UC Santa Barbara  /  Essays  /  Prompt 7

UC Santa Barbara: Improving your school or community

350 words

What have you done to make your school or your community a better place?
What it’s really asking

UCSB cares about service that is real and sustained, not a one-time photo op. Define your 'community' however fits you (your block, your team, your family, an online group) and show a specific, lasting improvement you helped create. This is one of the most popular PIQs, so the way to stand out is a small, concrete, true story rather than a sweeping claim about changing the world.

Why they ask it

This prompt reveals your values and your follow-through. A modest improvement you actually saw through beats a grand initiative described in vague terms, because readers can tell the difference instantly.

Three ways in
A specific problem you helped fix

A concrete problem in a place you belong to, and the specific change you helped bring about.

An unassigned, ongoing contribution

A quiet, recurring thing you do for your community that nobody told you to do.
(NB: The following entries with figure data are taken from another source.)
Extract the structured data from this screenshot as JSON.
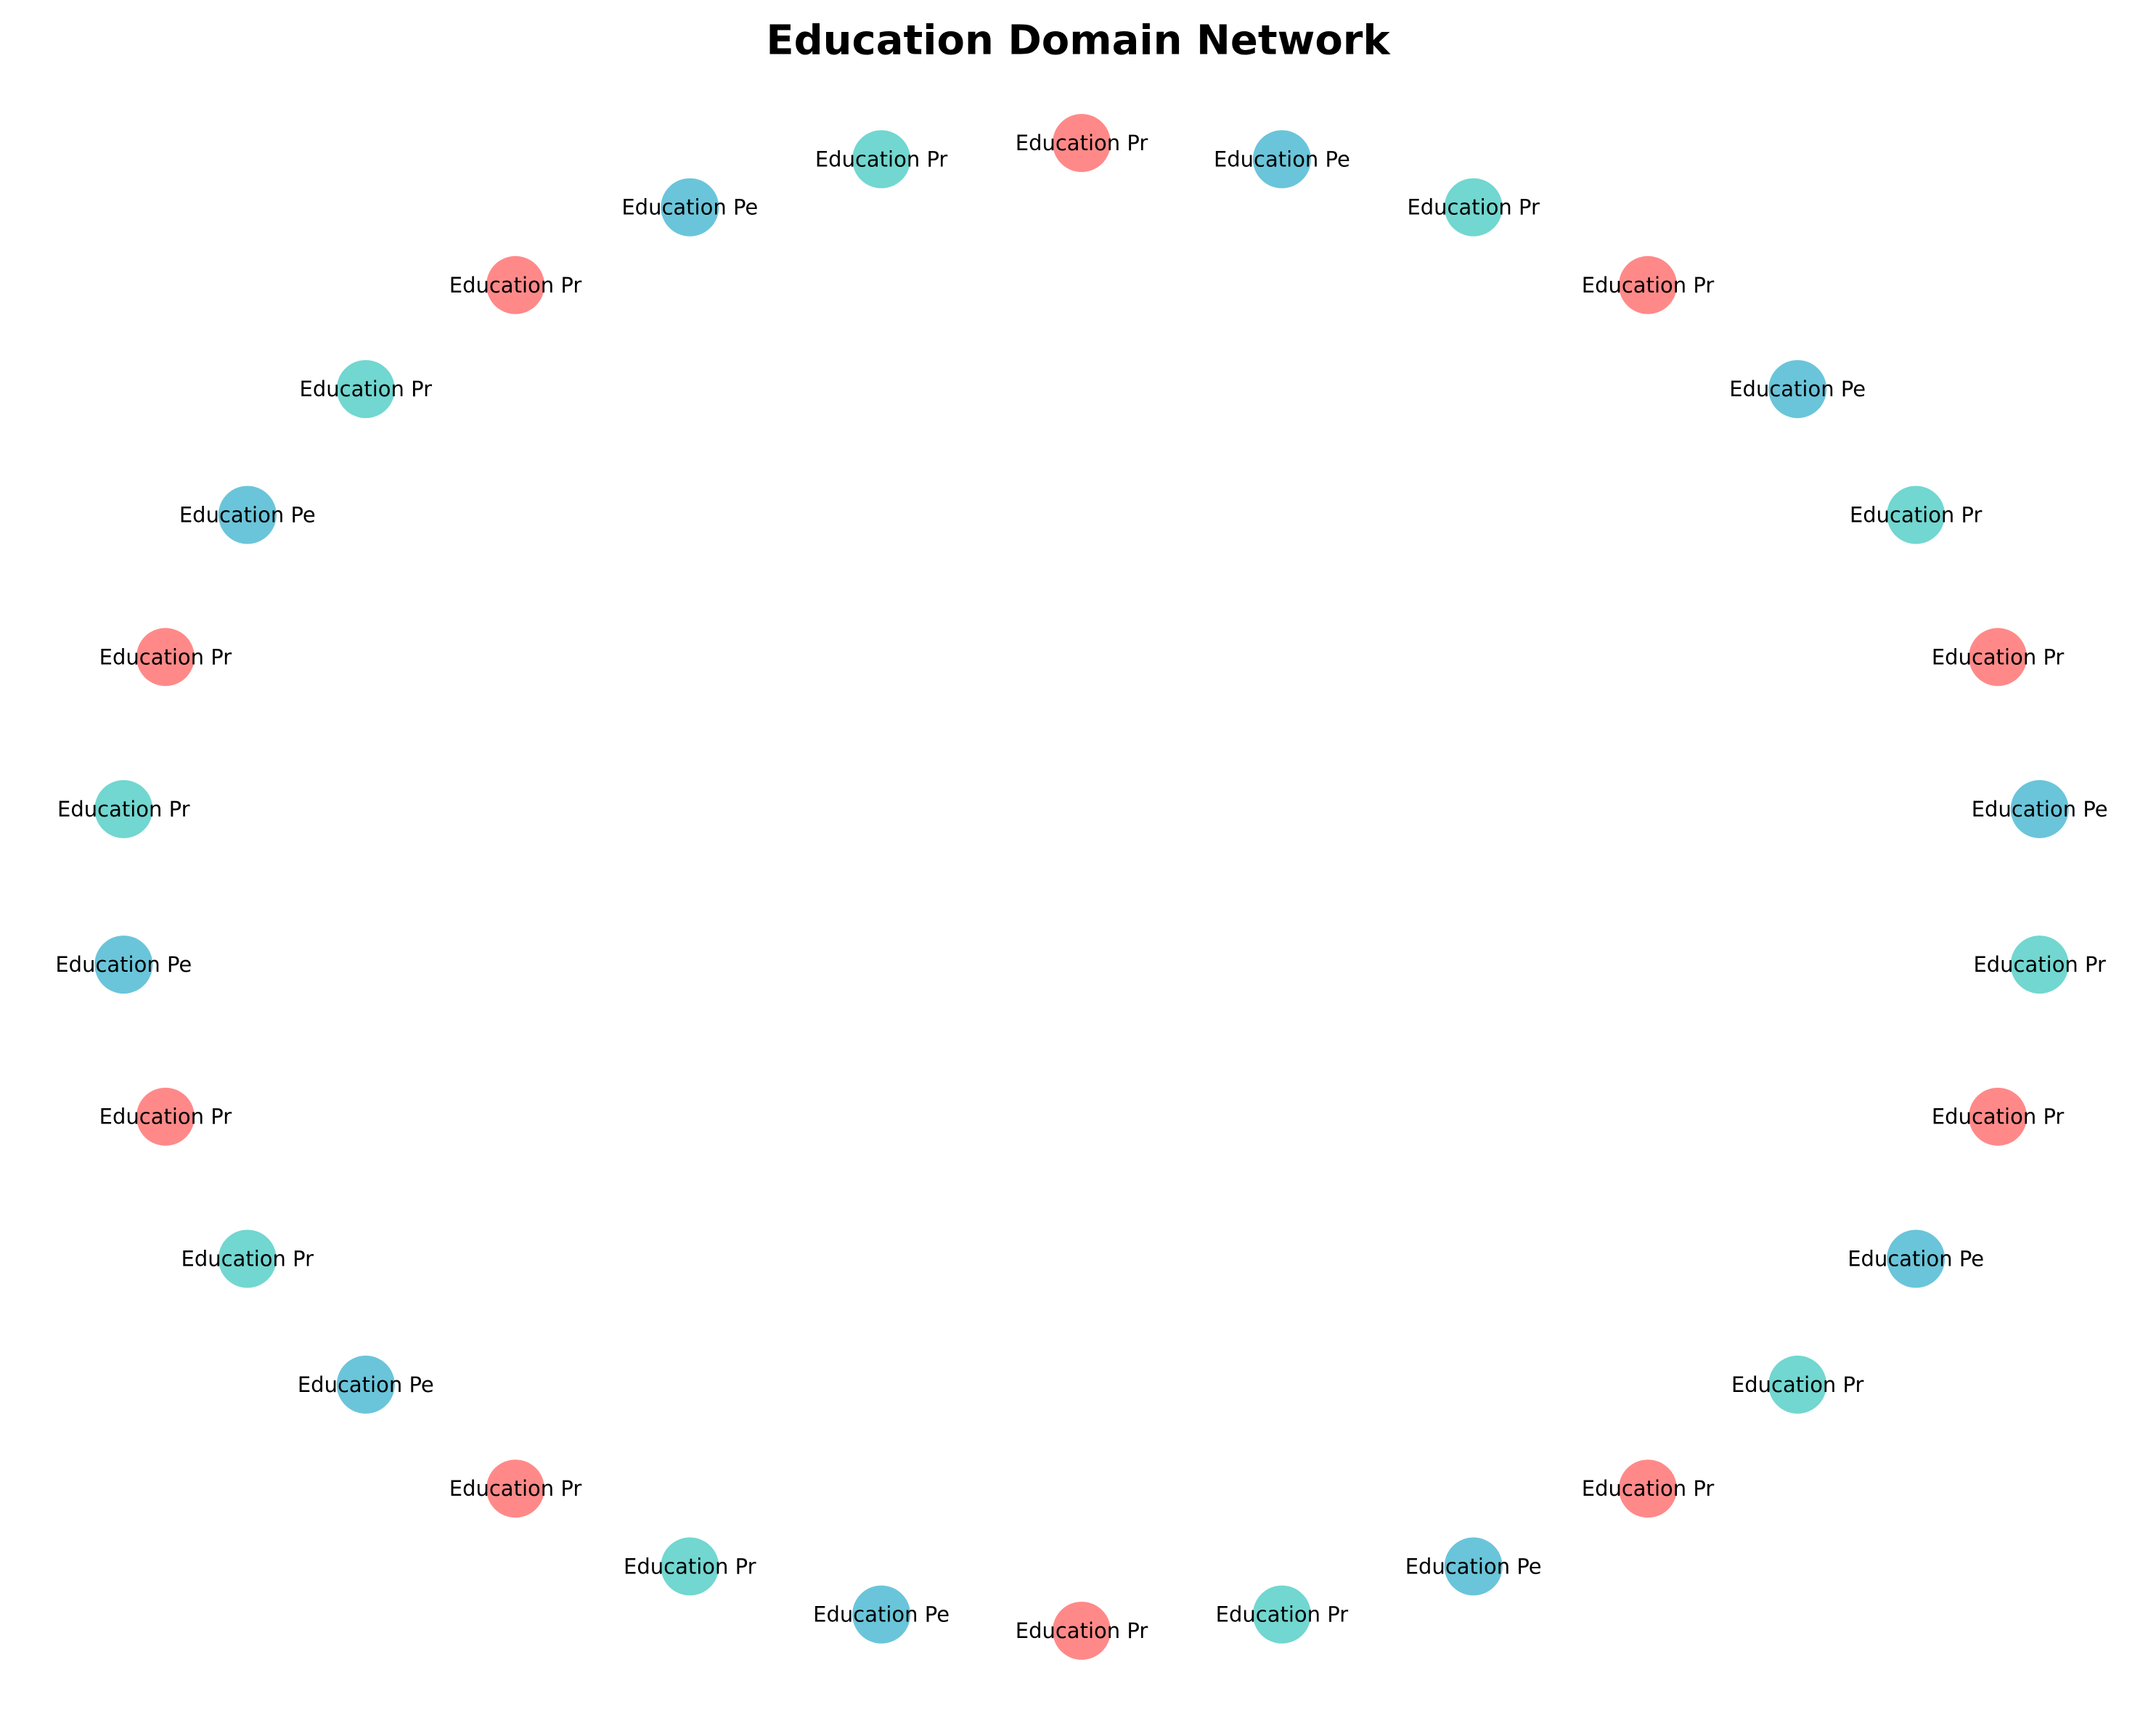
{
  "title": "Education Domain Network",
  "colors": {
    "group_red": "#ff6b6b",
    "group_teal": "#4ecdc4",
    "group_blue": "#45b7d1",
    "text": "#000000",
    "background": "#ffffff"
  },
  "nodes": [
    {
      "label": "Education Pr",
      "color": "group_red"
    },
    {
      "label": "Education Pe",
      "color": "group_blue"
    },
    {
      "label": "Education Pr",
      "color": "group_teal"
    },
    {
      "label": "Education Pr",
      "color": "group_red"
    },
    {
      "label": "Education Pe",
      "color": "group_blue"
    },
    {
      "label": "Education Pr",
      "color": "group_teal"
    },
    {
      "label": "Education Pr",
      "color": "group_red"
    },
    {
      "label": "Education Pe",
      "color": "group_blue"
    },
    {
      "label": "Education Pr",
      "color": "group_teal"
    },
    {
      "label": "Education Pr",
      "color": "group_red"
    },
    {
      "label": "Education Pe",
      "color": "group_blue"
    },
    {
      "label": "Education Pr",
      "color": "group_teal"
    },
    {
      "label": "Education Pr",
      "color": "group_red"
    },
    {
      "label": "Education Pe",
      "color": "group_blue"
    },
    {
      "label": "Education Pr",
      "color": "group_teal"
    },
    {
      "label": "Education Pr",
      "color": "group_red"
    },
    {
      "label": "Education Pe",
      "color": "group_blue"
    },
    {
      "label": "Education Pr",
      "color": "group_teal"
    },
    {
      "label": "Education Pr",
      "color": "group_red"
    },
    {
      "label": "Education Pe",
      "color": "group_blue"
    },
    {
      "label": "Education Pr",
      "color": "group_teal"
    },
    {
      "label": "Education Pr",
      "color": "group_red"
    },
    {
      "label": "Education Pe",
      "color": "group_blue"
    },
    {
      "label": "Education Pr",
      "color": "group_teal"
    },
    {
      "label": "Education Pr",
      "color": "group_red"
    },
    {
      "label": "Education Pe",
      "color": "group_blue"
    },
    {
      "label": "Education Pr",
      "color": "group_teal"
    },
    {
      "label": "Education Pr",
      "color": "group_red"
    },
    {
      "label": "Education Pe",
      "color": "group_blue"
    },
    {
      "label": "Education Pr",
      "color": "group_teal"
    }
  ]
}
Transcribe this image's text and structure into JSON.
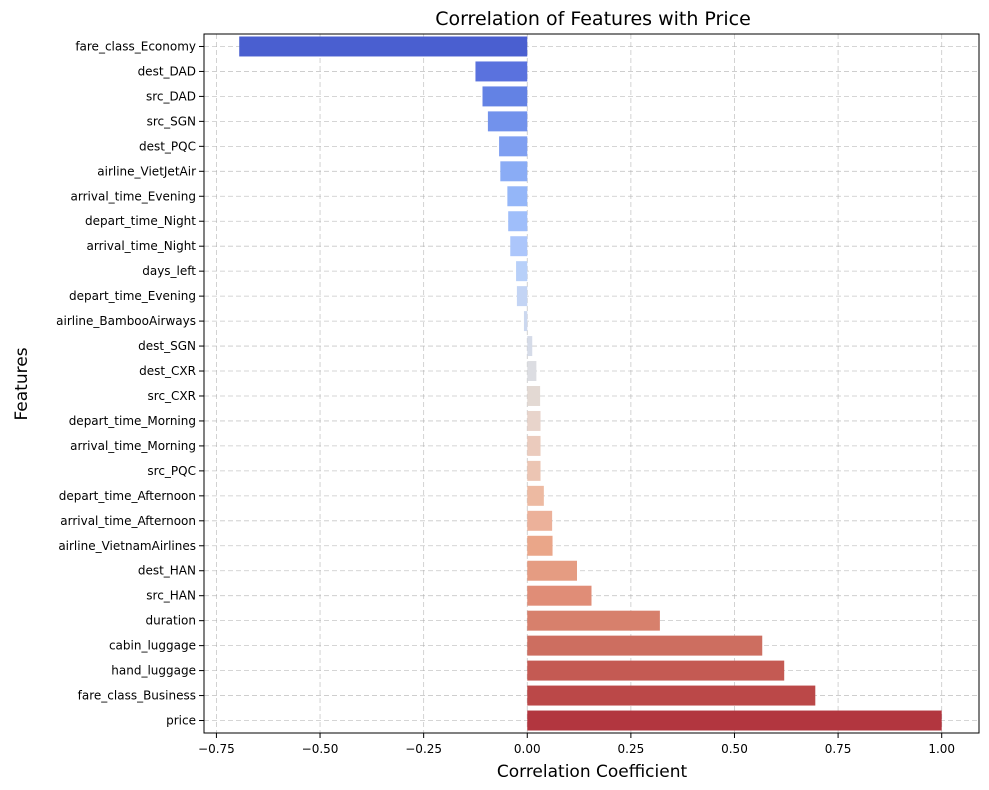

A change that outlasted you

Something you started or fixed that is still running now, even without you tending it daily.

✕  Weak opening

“I have always believed in giving back to my community, so I volunteer whenever I get the chance to help those in need.”

✓  Strong opening

“The free pantry outside our library kept going empty by 9 a.m., so I started tracking which days it ran out and why.”

✦ Annotated example · Making the community better: a Saturday repair table for a food desert. Written by EssayLens to teach, not a real applicant’s essay. Tap a highlighted line →
My neighborhood does not have a hardware store, but it has a lot of broken lamps. I noticed this slowly, the way you notice anything in a place where money is tight: things stay broken because fixing them costs more than replacing them, and replacing them costs more than nothing, so people just go without.1So in tenth grade I started a repair table outside our public library on Saturday mornings. I knew how to fix exactly two things, frayed lamp cords and bicycle brakes, because my dad had taught me. I figured that was enough to start, and that I would learn the rest while embarrassing myself in public.2The first Saturday, one person came. By spring, we had a folding table of regulars: a retired electrician named Sal who started showing up to handle the jobs I could not, two of my classmates I recruited from shop class, and a steady line of neighbors carrying toasters, clock radios, and one very stubborn sewing machine.3We kept a logbook, because I wanted to know if we were actually helping or just having fun. Over two years we logged 214 repairs. At an average replacement cost of maybe twenty dollars an item, that is a few thousand dollars that stayed in my neighbors' pockets, plus a small mountain of things that did not go to the landfill.4But the number I think about most is one. An older woman brought in a radio her late husband had built, and Sal and I spent three Saturdays on it before it crackled back to life. She did not need that radio. She needed the part of him that it carried, and we got to hand it back.5The table still runs; I trained two juniors to lead it after I graduate, and Sal promised to keep coming. Making my community better turned out to be less about grand fixes and more about giving people a place to bring what was broken and not be told to throw it away.6
  1. 1Opens on a hyper-specific, unexpected community problem (broken things staying broken) that reveals real observation. Avoids the cliche of a food or clothing drive.
  2. 2Honest about limited starting skills, which makes the initiative believable and likable. The self-aware humor signals a genuine teenage voice, not a resume bullet.
  3. 3Shows growth over time and the applicant pulling others in (Sal, classmates), which demonstrates building something durable rather than a one-day act of service.
  4. 4Delivers concrete, quantified impact (214 repairs, dollars saved, landfill avoided). UCSB rewards specific evidence, and the logbook detail shows rigor and honesty about measuring outcomes.
  5. 5Pivots from data to a single human story, deepening the meaning of the work. The contrast between quantity and one irreplaceable repair shows emotional maturity without sentimentality.
  6. 6Closes with succession (the project outlasts the applicant) and a quiet, earned thesis that reframes service as dignity, tying the essay's small object back to a larger idea.
Stuck? Start here
  • What problem in a place I belong to did I actually notice before anyone else?
  • What do I do for my community on a recurring basis that nobody assigned me?
  • What that I started or fixed is still working now, even without me?
Before you submit
  • I name a specific problem and a specific thing I did about it.
  • The improvement is real and, ideally, still in place.
  • I avoid sweeping claims and stick to what I genuinely contributed.